Unlike a unicorn, my scars are not benevolent and clear. They are, instead, reminders of the blades that made them, of loss and ritual and a new kind of myth. That first day, they glowed bright red and bold on the white of my skin. I, too, am a hybrid, a volcano erupting naked, human parts from my core.



I am a product of massive integration. Every moment I absorb and add to the stacks of moments before it—I categorize when possible, I learn to tolerate what cannot be categorized. I study science with a poet’s heart.
My body grows older and my skin and bones are all new and my breasts are gone, which mostly means that my hand can cover my heart without interruption. I regenerate. My anatomy is mine alone. I am four, the day my father discovered me reading a book on the human body. I am fourteen and it is my first kiss with my first girlfriend in the pouring rain under a makeshift canopy of trashbags in the park behind her house. I am twenty-four and eighty-miles-an-hour to San Francisco in a beat-up Nissan.
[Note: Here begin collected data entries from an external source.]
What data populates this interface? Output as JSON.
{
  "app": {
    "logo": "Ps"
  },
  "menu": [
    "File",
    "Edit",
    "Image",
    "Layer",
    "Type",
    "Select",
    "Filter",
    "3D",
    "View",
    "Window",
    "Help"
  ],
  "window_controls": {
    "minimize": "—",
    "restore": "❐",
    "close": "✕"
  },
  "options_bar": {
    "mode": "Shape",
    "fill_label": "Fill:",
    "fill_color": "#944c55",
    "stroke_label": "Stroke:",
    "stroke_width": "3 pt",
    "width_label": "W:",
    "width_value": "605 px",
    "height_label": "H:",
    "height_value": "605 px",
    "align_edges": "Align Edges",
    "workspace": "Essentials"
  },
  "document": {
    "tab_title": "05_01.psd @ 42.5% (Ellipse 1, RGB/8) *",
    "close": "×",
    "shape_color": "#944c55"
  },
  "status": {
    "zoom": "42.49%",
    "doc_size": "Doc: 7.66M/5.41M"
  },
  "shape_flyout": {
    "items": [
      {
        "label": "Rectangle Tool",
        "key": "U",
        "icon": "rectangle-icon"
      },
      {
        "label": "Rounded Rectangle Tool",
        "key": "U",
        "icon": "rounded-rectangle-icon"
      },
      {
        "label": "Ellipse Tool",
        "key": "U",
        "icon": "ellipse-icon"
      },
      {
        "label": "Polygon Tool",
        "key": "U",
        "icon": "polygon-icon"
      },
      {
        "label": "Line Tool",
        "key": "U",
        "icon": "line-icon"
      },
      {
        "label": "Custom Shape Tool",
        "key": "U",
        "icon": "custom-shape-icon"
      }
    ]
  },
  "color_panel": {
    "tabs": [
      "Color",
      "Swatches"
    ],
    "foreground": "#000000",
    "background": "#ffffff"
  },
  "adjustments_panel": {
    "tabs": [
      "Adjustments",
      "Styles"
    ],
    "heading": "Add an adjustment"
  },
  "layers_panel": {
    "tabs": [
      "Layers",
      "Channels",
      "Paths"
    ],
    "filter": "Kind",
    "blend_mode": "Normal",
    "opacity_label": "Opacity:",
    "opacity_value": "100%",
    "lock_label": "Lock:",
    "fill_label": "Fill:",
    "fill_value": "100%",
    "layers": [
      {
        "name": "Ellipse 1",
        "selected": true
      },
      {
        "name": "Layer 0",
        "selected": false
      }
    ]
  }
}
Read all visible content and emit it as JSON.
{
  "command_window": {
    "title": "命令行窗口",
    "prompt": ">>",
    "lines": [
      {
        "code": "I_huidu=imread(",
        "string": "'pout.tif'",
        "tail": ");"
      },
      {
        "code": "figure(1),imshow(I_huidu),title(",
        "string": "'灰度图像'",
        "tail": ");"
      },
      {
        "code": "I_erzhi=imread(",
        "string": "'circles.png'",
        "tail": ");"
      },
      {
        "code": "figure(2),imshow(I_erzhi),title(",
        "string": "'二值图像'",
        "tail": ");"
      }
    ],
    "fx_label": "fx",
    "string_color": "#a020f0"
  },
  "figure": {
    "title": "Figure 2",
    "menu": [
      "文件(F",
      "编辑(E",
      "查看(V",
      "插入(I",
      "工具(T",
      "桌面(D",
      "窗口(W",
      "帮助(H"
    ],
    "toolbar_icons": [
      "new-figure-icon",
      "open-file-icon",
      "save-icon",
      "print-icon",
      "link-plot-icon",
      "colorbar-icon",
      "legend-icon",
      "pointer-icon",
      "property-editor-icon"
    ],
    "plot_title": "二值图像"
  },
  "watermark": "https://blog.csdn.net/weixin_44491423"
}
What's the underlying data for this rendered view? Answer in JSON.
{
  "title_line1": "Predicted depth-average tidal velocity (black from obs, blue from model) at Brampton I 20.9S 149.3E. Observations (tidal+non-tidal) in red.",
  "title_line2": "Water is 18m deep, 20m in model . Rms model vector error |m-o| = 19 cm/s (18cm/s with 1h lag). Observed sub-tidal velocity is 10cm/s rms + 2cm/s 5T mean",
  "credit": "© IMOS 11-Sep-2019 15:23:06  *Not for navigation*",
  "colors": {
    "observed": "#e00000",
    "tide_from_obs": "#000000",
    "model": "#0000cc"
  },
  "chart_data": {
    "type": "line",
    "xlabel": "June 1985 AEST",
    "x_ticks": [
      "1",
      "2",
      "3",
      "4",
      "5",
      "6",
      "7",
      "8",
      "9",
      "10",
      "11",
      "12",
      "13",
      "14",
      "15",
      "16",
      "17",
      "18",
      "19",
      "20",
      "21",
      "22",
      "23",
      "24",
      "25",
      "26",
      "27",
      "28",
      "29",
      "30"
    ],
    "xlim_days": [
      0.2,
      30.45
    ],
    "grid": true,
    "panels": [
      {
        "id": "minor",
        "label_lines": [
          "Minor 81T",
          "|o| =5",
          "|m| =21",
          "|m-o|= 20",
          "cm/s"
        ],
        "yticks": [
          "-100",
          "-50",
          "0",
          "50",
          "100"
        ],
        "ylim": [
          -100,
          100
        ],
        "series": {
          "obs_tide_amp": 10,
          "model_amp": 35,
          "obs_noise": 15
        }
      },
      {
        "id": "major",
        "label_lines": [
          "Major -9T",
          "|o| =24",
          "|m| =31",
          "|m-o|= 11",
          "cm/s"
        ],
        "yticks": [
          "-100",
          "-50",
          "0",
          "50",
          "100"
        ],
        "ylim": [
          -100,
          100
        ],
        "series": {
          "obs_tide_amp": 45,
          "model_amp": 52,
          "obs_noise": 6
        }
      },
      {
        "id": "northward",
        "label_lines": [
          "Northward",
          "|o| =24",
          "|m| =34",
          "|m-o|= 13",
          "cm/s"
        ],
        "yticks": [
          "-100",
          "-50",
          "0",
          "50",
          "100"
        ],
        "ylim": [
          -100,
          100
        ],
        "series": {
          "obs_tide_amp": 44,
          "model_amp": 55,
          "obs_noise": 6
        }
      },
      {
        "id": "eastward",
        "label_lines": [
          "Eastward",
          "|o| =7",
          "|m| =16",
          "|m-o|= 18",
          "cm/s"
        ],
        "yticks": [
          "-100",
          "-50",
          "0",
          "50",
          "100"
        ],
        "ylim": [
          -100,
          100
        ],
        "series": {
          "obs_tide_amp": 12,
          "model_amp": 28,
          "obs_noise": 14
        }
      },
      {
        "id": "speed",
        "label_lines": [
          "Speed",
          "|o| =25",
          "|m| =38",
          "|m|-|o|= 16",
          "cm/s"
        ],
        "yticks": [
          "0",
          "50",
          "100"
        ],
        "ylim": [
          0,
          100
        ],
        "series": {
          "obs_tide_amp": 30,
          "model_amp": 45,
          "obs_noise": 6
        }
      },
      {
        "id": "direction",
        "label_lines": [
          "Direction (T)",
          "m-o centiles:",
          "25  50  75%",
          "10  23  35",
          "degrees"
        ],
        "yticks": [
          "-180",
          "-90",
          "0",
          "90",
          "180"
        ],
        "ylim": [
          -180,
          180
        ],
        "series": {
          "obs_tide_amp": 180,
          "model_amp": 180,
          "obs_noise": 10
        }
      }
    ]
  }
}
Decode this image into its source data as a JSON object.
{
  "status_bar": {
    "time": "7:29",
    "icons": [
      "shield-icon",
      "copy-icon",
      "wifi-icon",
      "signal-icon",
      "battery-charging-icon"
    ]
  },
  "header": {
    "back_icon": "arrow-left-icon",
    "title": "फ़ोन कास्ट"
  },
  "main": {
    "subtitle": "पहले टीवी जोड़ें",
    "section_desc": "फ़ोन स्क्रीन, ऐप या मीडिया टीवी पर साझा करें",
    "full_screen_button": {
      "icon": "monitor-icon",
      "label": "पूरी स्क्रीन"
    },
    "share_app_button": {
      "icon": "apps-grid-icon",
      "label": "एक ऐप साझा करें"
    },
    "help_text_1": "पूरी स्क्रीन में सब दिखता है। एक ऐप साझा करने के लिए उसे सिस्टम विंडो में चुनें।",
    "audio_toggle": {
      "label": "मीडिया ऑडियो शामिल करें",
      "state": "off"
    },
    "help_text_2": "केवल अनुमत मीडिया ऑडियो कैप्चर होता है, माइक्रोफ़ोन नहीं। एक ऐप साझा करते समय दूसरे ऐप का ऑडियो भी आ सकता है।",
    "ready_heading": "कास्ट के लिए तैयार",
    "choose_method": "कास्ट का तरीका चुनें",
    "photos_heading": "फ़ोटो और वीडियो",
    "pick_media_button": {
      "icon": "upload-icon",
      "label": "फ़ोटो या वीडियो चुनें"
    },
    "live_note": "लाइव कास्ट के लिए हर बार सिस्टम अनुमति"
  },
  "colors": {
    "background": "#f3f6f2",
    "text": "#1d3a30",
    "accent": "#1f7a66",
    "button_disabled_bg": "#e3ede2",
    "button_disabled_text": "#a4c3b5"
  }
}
Time moved along and space collapsed into it.
The space between breaths is a tiny, suspended glimpse at death. The focus on the next breath, the next step, the other side, can cocoon so tightly around us we forget that there’s even a mystery that we’re being protected from: for each of us, at some point, the crest will not come. When we forget the space between, we forget the wonder of that.



Despite my affectionate childhood understanding of hybrids, both centaurs and mermaids are vilified, portrayed in their unclassifiable bodies as violent and primal or wild and lonely creatures. They are warnings, used traditionally to promote the importance of man’s separation from the baseless, animal world surrounding him. The truth is that these mythical creatures were also uniquely qualified to see, with clarity and understanding, the spectrum of life around them.
Unicorn hunters believe that force makes you powerful. Real power, however, is as invisible as love, mutable and omnipresent as rushing clouds. I am the unicorn, torn open at the chest, healed and scarred, at once; but I am also more than that. Listen: I am the mermaid calling sailors home, not to a watery grave but, instead, toward a clear and complete reflection of themselves.